Vertraue keiner Quelle automatisch, auch nicht im eigenen Wohnzimmer. Formuliere Zugriffe als präzise, überprüfbare Annahmen, durchgesetzt per Firewall und Identitätsschicht. Jede Ausnahme bekommt Ablaufdatum, Protokollierung und Review. So entstehen belastbare Gewohnheiten, die dich auch beruflich souveräner und auditfester handeln lassen. Kleine Regeln mit klarer Absicht schlagen riesige Listen.
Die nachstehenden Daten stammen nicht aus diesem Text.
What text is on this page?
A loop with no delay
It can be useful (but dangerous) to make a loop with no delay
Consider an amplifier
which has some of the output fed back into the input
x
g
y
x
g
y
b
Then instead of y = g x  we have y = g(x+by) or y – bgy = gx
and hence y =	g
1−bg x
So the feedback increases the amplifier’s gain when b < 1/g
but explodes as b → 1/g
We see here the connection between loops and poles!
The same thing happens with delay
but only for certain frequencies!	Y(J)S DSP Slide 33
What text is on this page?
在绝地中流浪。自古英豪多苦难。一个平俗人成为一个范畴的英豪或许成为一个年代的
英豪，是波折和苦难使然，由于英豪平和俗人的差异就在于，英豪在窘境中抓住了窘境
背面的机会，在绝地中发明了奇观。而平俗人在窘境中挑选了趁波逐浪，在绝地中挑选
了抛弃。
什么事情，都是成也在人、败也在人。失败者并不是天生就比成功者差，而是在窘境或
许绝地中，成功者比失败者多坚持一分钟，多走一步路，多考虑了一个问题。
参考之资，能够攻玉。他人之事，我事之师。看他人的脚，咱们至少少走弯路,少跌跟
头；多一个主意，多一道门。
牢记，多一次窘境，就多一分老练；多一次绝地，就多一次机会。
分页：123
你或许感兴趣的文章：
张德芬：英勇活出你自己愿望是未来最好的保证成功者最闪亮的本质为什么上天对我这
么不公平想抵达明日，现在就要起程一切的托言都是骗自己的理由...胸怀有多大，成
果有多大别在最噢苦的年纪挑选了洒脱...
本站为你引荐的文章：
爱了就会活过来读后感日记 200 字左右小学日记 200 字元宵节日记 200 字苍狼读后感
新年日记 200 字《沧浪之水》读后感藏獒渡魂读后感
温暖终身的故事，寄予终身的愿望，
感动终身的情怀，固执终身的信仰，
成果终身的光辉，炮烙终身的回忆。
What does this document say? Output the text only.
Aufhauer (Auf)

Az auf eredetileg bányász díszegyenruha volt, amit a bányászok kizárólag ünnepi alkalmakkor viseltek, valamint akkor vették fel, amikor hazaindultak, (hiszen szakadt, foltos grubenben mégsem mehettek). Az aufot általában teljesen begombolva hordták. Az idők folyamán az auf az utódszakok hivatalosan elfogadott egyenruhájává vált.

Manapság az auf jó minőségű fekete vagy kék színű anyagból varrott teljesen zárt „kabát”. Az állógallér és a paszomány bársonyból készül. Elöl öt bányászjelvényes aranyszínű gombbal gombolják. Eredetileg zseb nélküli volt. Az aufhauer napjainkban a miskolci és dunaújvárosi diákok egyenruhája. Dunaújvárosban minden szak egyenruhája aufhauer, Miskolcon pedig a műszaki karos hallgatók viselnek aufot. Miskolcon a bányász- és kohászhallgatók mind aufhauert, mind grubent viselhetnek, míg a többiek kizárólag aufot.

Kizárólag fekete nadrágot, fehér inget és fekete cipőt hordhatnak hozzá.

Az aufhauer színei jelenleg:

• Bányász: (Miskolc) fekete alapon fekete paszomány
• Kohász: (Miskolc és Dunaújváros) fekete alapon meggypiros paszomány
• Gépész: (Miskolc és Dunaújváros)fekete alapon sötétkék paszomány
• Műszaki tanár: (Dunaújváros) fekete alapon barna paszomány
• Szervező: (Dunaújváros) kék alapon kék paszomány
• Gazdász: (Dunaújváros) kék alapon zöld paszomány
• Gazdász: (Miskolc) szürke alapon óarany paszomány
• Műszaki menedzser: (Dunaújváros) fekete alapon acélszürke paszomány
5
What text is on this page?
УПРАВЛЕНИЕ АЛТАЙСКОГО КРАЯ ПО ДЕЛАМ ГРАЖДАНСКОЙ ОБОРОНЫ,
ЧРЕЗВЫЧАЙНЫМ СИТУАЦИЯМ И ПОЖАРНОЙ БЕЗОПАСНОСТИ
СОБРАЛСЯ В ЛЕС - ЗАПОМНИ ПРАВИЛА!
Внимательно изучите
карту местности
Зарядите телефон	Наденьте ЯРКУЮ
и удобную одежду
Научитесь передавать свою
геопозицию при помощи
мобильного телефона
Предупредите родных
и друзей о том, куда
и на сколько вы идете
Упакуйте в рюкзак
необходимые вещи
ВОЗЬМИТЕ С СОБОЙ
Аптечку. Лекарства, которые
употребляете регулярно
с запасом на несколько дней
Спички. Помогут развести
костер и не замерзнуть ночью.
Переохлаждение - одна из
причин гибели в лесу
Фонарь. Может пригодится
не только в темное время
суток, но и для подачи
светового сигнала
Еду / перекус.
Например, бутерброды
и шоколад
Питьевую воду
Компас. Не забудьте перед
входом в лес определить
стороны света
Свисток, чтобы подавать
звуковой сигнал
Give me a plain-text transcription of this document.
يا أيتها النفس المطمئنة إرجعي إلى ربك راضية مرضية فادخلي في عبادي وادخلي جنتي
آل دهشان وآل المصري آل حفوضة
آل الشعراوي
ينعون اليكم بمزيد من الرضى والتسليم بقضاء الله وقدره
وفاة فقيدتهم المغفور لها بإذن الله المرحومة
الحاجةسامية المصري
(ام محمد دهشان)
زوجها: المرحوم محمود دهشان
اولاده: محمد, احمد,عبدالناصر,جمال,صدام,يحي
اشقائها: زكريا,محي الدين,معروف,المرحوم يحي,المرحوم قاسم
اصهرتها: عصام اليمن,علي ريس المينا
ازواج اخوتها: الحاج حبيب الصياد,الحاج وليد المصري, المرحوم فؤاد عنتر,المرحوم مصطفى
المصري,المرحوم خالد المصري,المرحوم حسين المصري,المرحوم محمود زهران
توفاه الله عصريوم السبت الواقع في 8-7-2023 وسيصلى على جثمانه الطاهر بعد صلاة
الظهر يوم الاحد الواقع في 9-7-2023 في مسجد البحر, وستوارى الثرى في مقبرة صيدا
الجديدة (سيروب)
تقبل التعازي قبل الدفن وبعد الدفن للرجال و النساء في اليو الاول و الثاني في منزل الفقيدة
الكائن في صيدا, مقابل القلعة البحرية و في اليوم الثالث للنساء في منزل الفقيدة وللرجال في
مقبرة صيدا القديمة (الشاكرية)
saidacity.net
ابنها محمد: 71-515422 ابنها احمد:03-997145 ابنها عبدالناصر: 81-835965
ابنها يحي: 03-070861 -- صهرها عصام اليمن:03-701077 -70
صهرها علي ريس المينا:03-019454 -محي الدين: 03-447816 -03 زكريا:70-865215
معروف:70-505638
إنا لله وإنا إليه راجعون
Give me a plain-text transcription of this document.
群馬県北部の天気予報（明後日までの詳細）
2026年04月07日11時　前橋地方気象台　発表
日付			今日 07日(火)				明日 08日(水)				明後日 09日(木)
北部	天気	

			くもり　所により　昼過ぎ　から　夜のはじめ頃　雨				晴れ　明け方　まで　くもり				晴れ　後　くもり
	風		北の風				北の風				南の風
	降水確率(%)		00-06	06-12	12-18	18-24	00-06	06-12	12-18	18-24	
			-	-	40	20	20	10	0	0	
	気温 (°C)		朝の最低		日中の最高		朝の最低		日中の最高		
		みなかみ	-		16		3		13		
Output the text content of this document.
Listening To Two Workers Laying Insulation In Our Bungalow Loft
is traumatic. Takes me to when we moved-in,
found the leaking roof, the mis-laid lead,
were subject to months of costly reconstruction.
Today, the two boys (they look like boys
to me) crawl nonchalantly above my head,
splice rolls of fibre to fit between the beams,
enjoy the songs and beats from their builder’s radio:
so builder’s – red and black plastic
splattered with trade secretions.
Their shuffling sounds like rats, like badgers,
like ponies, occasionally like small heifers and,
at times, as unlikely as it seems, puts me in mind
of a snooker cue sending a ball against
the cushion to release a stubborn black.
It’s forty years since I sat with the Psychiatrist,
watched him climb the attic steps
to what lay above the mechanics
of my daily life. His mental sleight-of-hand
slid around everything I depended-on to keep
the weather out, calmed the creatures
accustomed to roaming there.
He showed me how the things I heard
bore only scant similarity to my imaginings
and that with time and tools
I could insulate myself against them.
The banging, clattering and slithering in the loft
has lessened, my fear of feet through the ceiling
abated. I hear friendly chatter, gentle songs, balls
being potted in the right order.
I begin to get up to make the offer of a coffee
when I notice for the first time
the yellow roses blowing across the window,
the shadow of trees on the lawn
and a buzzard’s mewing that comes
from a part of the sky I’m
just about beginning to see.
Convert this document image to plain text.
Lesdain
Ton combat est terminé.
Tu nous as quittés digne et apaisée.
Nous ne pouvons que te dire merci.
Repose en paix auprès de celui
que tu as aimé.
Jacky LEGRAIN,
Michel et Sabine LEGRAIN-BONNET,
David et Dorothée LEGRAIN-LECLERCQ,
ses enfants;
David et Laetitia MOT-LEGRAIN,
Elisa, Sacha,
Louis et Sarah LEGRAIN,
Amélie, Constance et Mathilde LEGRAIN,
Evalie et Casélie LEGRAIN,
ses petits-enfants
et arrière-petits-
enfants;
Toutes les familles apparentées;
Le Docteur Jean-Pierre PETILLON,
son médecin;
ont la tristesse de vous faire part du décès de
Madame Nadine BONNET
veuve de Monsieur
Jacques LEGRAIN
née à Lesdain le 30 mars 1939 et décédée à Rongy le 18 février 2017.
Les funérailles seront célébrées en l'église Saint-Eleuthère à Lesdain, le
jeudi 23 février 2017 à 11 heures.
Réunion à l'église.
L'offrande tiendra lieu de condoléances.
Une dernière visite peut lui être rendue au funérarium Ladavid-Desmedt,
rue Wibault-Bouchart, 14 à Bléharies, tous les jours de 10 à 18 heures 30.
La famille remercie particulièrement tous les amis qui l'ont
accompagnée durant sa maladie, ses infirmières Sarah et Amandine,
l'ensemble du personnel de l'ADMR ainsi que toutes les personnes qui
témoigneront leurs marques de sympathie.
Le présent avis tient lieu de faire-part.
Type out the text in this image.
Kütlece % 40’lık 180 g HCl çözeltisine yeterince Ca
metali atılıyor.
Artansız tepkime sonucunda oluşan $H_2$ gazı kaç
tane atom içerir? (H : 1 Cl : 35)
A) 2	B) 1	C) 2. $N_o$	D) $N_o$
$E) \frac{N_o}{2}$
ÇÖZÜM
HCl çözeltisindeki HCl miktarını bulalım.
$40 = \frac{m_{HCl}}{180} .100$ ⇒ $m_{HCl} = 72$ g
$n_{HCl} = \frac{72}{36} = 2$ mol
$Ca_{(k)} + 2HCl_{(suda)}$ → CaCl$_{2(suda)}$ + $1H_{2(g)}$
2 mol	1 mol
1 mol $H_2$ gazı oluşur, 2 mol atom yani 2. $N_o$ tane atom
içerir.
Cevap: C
Beginne mit Subinterfaces am Router, wenn Ports knapp sind. Wechsle zu L3-Switching, sobald Backups lahmen oder Streams stocken. Prüfe MTUs, ECMP und Hardware-Offload. Ein übersichtlicher Diagramm-Export im Repo erklärt später, warum Paketwege sinnvoll sind, statt magisch zufällig. Ergänze Tests für Rückwege und Failover.
Getrennte Routing-Tabellen erlauben überlappende Lab-Netze, während Policy-Based Routing Sonderfälle lenkt, etwa VPN-Traffic über ein zweites Gateway. Dokumentiere Ausnahmen hartnäckig, sonst wachsen sie heimlich. Teste Hairpin-Szenarien und stelle sicher, dass Rückwege stimmen, bevor du komplizierte Kunststücke aufführst. Einfachheit gewinnt fast immer.
Ein kleines IGP im Keller trainiert Denkweisen ohne Produktionsangst. Lass OSPF nur lab-interne Netze announcen, halte Timers moderat, filtere externe Routen. Für Lernzwecke darf BGP sprechen, aber mit Nachbarn, die dir gehören. Sicherheit, dann Spaß, nicht umgekehrt. Dokumentiere Nachbarschaften und Summaries sauber.